Senior track veterans Lynn Hoeft and Alex Litterer will be returning parts from the Comets’ state-qualifying shuttle hurdle relay from last season that also included Hannah Lahner, Kaylee Hennick and Fiser.
Three-time state-qualifier Mackenzy Bilharz will return as one of the Comets’ top middle-distance and distant runners, and is due to be a key leg in numerous relays.
Rahmiller expects sophomore Lydia Staudt to have a strong season after she recorded personal-bests in the long jump and 400-meter run at Wartburg.
“And we also have other girls from our state cross country team that should help us score some points,” Rahmiller said.
Starting last season, Rahmiller — with her husband, Charles City boys track head coach Ryan Rahmiller, and their respective coaching staffs — ran both programs like a single unit.

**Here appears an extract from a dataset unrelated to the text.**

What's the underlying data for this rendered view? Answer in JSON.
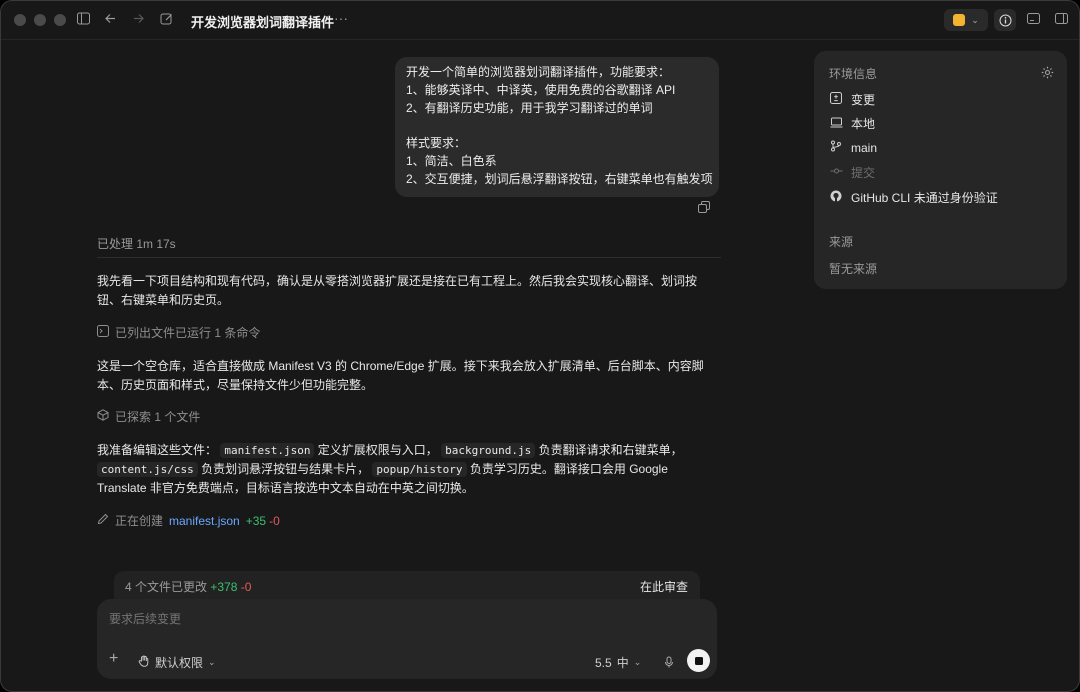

Going into the third week of this season, the Comets unofficially had more than 120 athletes out for track in this single unit.
But on the girls side, the Comets will be deprived of two of the better athletes in the school as sophomores Rachel Chambers and Ashlyn Hoeft — both state-qualifiers — are out for the season due to knee injuries.
“That’s a major blow for us,” Rahmiller said, “but they’ve been still showing up for practices and lending support like they’re part of the team.”